Of the seven defendants dubbed the ‘Shell 7’, six are pleading not guilty. They are:
- Ian Bray, a father of two and a salvage and repair worker. An Extinction Rebellion Co-founder, he is also a Quaker and a member of Christian Climate Action.
- Jane Augsburger is a single parent and carer.
- Simon Bramwell, an Extinction Rebellion co-founder, is a bushcraft instructor who is looking after his terminally ill mother.
- Senan Clifford is a father of three with two stepchildren and two grandchildren. He is a former teacher now working as a carpenter.
- David Lambert is a father of three, and a self-employed landscape consultant.
- Sid Saunders is a father of two, and a sustainable builder.
Katerina Hasapopoulous has decided to plead guilty. Katerina is a home educator with four children who runs a small business providing vegan meals.
Farhana Yamin, Paris Agreement negotiator and lead author on three of the five IPCC reports, was arrested in the final hours of this protest for gluing herself to Shell HQ and was subject to investigations, but the police decided not to bring charges.
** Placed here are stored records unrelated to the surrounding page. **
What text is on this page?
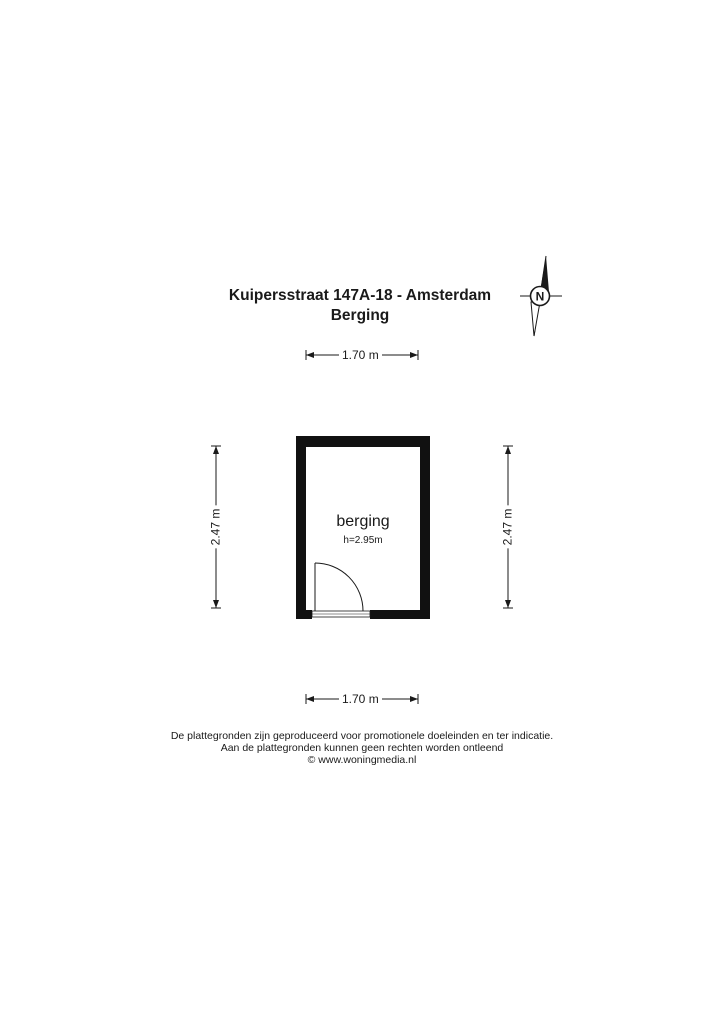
Kuipersstraat 147A-18 - Amsterdam
Berging
N
1.70 m
1.70 m
2.47 m	2.47 m
berging
h=2.95m
De plattegronden zijn geproduceerd voor promotionele doeleinden en ter indicatie.
Aan de plattegronden kunnen geen rechten worden ontleend
© www.woningmedia.nl
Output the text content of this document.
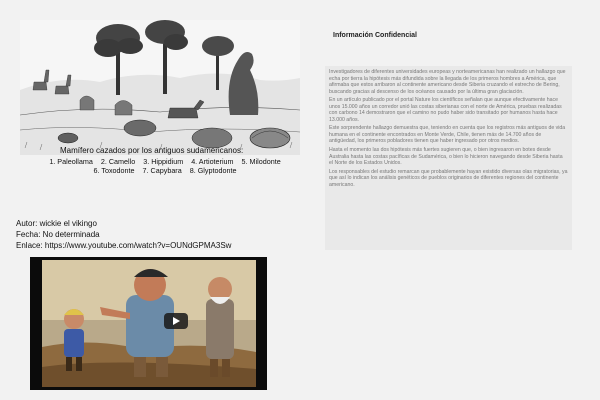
Mamífero cazados por los antiguos sudamericanos:
1. Paleollama 2. Camello 3. Hippidium 4. Artioterium 5. Milodonte
6. Toxodonte 7. Capybara 8. Glyptodonte
Autor: wickie el vikingo
Fecha: No determinada
Enlace: https://www.youtube.com/watch?v=OUNdGPMA3Sw
Información Confidencial

Investigadores de diferentes universidades europeas y norteamericanas han realizado un hallazgo que echa por tierra la hipótesis más difundida sobre la llegada de los primeros hombres a América, que afirmaba que estos arribaron al continente americano desde Siberia cruzando el estrecho de Bering, buscando gracias al descenso de los océanos causado por la última gran glaciación.

En un artículo publicado por el portal Nature los científicos señalan que aunque efectivamente hace unos 15.000 años un corredor unió las costas siberianas con el norte de América, pruebas realizadas con carbono 14 demostraron que el camino no pudo haber sido transitado por humanos hasta hace 13.000 años.

Este sorprendente hallazgo demuestra que, teniendo en cuenta que los registros más antiguos de vida humana en el continente encontrados en Monte Verde, Chile, tienen más de 14.700 años de antigüedad, los primeros pobladores tienen que haber ingresado por otros medios.

Hasta el momento las dos hipótesis más fuertes sugieren que, o bien ingresaron en botes desde Australia hasta las costas pacíficas de Sudamérica, o bien lo hicieron navegando desde Siberia hasta el Norte de los Estados Unidos.

Los responsables del estudio remarcan que probablemente hayan existido diversas olas migratorias, ya que así lo indican los análisis genéticos de pueblos originarios de diferentes regiones del continente americano.
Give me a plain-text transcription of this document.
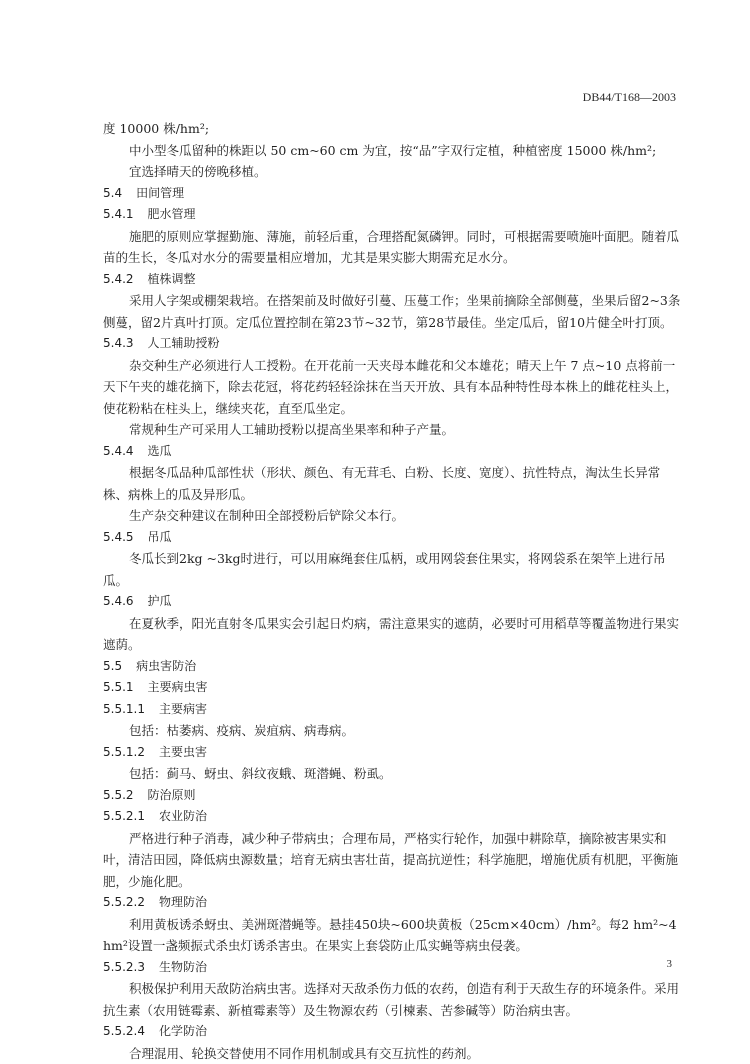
DB44/T168—2003

度 10000 株/hm²;

中小型冬瓜留种的株距以 50 cm~60 cm 为宜，按“品”字双行定植，种植密度 15000 株/hm²;

宜选择晴天的傍晚移植。

5.4 田间管理

5.4.1 肥水管理

施肥的原则应掌握勤施、薄施，前轻后重，合理搭配氮磷钾。同时，可根据需要喷施叶面肥。随着瓜苗的生长，冬瓜对水分的需要量相应增加，尤其是果实膨大期需充足水分。

5.4.2 植株调整

采用人字架或棚架栽培。在搭架前及时做好引蔓、压蔓工作；坐果前摘除全部侧蔓，坐果后留2~3条侧蔓，留2片真叶打顶。定瓜位置控制在第23节~32节，第28节最佳。坐定瓜后，留10片健全叶打顶。

5.4.3 人工辅助授粉

杂交种生产必须进行人工授粉。在开花前一天夹母本雌花和父本雄花；晴天上午 7 点~10 点将前一天下午夹的雄花摘下，除去花冠，将花药轻轻涂抹在当天开放、具有本品种特性母本株上的雌花柱头上，使花粉粘在柱头上，继续夹花，直至瓜坐定。

常规种生产可采用人工辅助授粉以提高坐果率和种子产量。

5.4.4 选瓜

根据冬瓜品种瓜部性状（形状、颜色、有无茸毛、白粉、长度、宽度）、抗性特点，淘汰生长异常株、病株上的瓜及异形瓜。

生产杂交种建议在制种田全部授粉后铲除父本行。

5.4.5 吊瓜

冬瓜长到2kg ~3kg时进行，可以用麻绳套住瓜柄，或用网袋套住果实，将网袋系在架竿上进行吊瓜。

5.4.6 护瓜

在夏秋季，阳光直射冬瓜果实会引起日灼病，需注意果实的遮荫，必要时可用稻草等覆盖物进行果实遮荫。

5.5 病虫害防治

5.5.1 主要病虫害

5.5.1.1 主要病害

包括：枯萎病、疫病、炭疽病、病毒病。

5.5.1.2 主要虫害

包括：蓟马、蚜虫、斜纹夜蛾、斑潜蝇、粉虱。

5.5.2 防治原则

5.5.2.1 农业防治

严格进行种子消毒，减少种子带病虫；合理布局，严格实行轮作，加强中耕除草，摘除被害果实和叶，清洁田园，降低病虫源数量；培育无病虫害壮苗，提高抗逆性；科学施肥，增施优质有机肥，平衡施肥，少施化肥。

5.5.2.2 物理防治

利用黄板诱杀蚜虫、美洲斑潜蝇等。悬挂450块~600块黄板（25cm×40cm）/hm²。每2 hm²~4 hm²设置一盏频振式杀虫灯诱杀害虫。在果实上套袋防止瓜实蝇等病虫侵袭。

5.5.2.3 生物防治

积极保护利用天敌防治病虫害。选择对天敌杀伤力低的农药，创造有利于天敌生存的环境条件。采用抗生素（农用链霉素、新植霉素等）及生物源农药（引楝素、苦参碱等）防治病虫害。

5.5.2.4 化学防治

合理混用、轮换交替使用不同作用机制或具有交互抗性的药剂。

3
There have been over 3,600 arrests for Extinction Rebellion UK actions since April 2019. Nearly 2,000 (possibly more) have resulted in minor charges (mainly Section 14 offences and Obstruction of the Highway), with around 1,000 prosecutions still in progress. Of those cases that have concluded, more than 900 have resulted in convictions. A number have been Christians and many of those have been members of the clergy.